Creep Deformation and Fracture of Carbon Steels by Cathodic Hydrogen Charging

Abstract

In order to investigate the effect of hydrogen charging on the mechanical properties of 0.1%, 0.3% and 0.6% carbon steels with ferrite-pearlite and cementite-spheroidized structures, creep tests during cathodic polarization have been carried out. Cathodic polarization introduced hydrogen into the specimen, and produced hydrogen-induced cracks. Charging with hydrogen increased the creep rate. The creep rate changed in a complex manner, depending on the charging time, the structure and thickness of the specimen, the carbon content, and the external stress. During hydrogen charging, the application of external stress larger than a critical stress, which depended on the structure, carbon content and thickness of the specimen, caused creep fracture of the specimen.
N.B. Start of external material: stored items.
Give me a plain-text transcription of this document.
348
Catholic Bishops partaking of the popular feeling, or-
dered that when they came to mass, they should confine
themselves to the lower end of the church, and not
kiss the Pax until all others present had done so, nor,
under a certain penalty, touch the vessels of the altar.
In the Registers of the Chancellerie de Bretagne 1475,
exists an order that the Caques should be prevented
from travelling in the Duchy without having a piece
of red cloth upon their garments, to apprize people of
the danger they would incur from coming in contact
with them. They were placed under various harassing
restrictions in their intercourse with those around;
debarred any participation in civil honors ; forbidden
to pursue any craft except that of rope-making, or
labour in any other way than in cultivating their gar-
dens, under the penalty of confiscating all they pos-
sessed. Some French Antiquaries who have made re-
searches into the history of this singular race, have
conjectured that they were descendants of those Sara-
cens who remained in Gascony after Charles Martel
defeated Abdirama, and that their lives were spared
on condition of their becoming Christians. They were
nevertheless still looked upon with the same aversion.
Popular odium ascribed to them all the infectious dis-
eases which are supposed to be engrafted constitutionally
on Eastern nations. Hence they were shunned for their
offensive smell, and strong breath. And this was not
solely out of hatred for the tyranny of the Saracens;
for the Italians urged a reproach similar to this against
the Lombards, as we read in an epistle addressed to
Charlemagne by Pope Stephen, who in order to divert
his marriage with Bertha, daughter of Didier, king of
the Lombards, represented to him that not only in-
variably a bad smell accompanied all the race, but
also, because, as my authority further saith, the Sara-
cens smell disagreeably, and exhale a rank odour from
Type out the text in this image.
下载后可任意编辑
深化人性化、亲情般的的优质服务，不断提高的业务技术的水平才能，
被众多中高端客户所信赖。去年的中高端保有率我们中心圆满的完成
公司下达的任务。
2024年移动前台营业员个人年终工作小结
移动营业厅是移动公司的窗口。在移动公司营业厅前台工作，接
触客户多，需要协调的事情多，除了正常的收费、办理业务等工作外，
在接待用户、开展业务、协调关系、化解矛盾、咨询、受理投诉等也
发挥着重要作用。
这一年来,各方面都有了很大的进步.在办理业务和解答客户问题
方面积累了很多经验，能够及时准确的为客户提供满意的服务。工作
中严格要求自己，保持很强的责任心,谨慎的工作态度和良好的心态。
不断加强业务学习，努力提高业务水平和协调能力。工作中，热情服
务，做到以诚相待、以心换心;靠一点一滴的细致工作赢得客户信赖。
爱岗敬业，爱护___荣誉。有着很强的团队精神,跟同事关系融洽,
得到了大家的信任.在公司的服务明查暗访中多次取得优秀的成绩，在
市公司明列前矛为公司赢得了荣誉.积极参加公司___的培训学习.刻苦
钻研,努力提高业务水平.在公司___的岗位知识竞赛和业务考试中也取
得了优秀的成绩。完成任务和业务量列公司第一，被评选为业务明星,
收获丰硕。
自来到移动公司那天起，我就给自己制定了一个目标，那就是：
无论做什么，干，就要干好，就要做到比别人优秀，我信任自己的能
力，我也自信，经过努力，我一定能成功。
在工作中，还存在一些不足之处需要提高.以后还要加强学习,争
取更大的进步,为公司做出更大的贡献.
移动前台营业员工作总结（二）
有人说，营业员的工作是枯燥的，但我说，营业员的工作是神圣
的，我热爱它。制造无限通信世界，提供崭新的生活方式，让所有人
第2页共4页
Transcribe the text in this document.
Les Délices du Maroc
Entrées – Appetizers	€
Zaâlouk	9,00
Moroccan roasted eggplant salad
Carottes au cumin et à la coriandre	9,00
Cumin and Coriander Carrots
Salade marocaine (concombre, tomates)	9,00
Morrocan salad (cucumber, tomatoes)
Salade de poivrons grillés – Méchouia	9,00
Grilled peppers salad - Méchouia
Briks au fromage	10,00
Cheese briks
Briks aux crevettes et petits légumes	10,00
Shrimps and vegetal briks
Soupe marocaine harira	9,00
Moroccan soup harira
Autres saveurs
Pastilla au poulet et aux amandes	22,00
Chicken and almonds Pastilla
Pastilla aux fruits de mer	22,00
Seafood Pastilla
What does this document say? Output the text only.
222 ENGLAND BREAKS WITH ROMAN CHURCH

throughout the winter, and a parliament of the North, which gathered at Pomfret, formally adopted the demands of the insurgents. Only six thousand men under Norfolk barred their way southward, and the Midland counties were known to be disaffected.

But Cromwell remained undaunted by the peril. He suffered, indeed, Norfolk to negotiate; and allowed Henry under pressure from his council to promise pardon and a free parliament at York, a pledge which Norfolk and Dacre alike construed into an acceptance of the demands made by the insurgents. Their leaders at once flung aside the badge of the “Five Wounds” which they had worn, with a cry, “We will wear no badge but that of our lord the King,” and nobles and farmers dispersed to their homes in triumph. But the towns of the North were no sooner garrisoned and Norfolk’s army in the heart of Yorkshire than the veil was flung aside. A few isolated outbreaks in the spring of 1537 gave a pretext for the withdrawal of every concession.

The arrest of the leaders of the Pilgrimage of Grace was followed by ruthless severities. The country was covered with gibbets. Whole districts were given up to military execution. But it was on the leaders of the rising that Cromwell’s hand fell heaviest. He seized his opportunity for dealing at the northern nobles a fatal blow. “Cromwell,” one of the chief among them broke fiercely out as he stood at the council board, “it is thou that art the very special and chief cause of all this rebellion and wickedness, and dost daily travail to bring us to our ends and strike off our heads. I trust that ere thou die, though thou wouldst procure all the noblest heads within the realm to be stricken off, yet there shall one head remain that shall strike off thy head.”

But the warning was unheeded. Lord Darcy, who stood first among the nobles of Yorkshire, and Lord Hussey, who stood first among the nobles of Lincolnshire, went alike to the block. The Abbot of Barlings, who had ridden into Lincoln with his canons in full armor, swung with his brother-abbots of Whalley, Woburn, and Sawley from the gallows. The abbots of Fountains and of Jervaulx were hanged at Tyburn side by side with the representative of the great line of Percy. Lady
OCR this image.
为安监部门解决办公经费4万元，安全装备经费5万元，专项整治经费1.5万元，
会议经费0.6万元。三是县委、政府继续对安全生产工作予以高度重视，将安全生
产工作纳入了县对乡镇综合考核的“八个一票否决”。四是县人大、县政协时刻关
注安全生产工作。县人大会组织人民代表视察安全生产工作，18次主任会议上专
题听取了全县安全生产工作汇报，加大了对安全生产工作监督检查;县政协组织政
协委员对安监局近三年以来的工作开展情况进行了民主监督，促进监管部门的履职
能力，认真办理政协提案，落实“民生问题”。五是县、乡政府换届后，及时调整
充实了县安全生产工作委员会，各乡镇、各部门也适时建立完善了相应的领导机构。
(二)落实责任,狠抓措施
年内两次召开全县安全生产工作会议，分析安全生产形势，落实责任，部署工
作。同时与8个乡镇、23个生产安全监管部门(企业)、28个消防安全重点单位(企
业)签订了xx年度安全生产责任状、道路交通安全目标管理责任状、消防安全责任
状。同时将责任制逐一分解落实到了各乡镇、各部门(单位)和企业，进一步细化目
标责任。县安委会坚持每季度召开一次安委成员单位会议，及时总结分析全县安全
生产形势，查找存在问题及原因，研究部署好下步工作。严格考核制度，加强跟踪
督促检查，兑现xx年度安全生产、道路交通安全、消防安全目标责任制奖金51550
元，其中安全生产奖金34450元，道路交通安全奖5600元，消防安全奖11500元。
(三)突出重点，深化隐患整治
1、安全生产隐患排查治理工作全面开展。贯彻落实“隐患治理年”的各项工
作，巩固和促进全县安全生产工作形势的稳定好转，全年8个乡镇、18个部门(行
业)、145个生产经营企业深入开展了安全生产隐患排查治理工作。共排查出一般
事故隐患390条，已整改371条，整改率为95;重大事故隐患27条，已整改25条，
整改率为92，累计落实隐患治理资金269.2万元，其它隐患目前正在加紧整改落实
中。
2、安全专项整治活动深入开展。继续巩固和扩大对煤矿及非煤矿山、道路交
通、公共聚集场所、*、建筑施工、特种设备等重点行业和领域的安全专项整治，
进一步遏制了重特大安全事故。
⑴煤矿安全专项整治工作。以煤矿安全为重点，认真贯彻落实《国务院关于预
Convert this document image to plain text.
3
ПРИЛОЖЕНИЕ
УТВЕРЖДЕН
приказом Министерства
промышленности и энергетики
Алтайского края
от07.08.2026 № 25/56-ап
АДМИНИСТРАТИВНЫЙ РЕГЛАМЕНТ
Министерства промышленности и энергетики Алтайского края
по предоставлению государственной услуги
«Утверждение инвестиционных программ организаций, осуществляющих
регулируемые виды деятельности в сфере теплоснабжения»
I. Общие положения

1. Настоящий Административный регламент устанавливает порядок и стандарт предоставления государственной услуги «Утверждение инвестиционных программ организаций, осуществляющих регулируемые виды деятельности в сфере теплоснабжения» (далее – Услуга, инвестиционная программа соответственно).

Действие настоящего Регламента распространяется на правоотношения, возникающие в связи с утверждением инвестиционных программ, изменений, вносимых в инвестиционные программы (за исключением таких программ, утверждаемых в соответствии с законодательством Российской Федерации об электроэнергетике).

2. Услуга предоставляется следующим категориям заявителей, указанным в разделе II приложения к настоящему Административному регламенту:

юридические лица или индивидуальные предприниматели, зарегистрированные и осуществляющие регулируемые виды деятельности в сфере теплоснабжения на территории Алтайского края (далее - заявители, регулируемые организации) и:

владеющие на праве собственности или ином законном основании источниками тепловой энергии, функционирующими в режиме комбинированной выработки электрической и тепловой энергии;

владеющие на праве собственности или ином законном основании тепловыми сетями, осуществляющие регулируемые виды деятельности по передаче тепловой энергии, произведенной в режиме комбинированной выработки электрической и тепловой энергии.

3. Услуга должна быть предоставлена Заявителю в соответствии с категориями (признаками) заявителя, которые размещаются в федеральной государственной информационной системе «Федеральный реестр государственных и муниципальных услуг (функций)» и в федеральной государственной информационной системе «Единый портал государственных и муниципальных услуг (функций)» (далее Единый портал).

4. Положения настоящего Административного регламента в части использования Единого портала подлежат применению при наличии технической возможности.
In general, the hydrogen-induced creep deformation and fracture process can be explained by the following three mechanisms; (i) Lüders deformation caused by the generation of hydrogen damage (crack and dislocation), (ii) the motion and multiplication of the dislocations caused by the internal stress due to hydrogen and the external stress, and (iii) the growth of cracks caused mainly by the application of external stress. The creep (i) is observed only in the case of the application of the stress just below the yield stress. In the case of small external stress, only the creep (ii) occurs.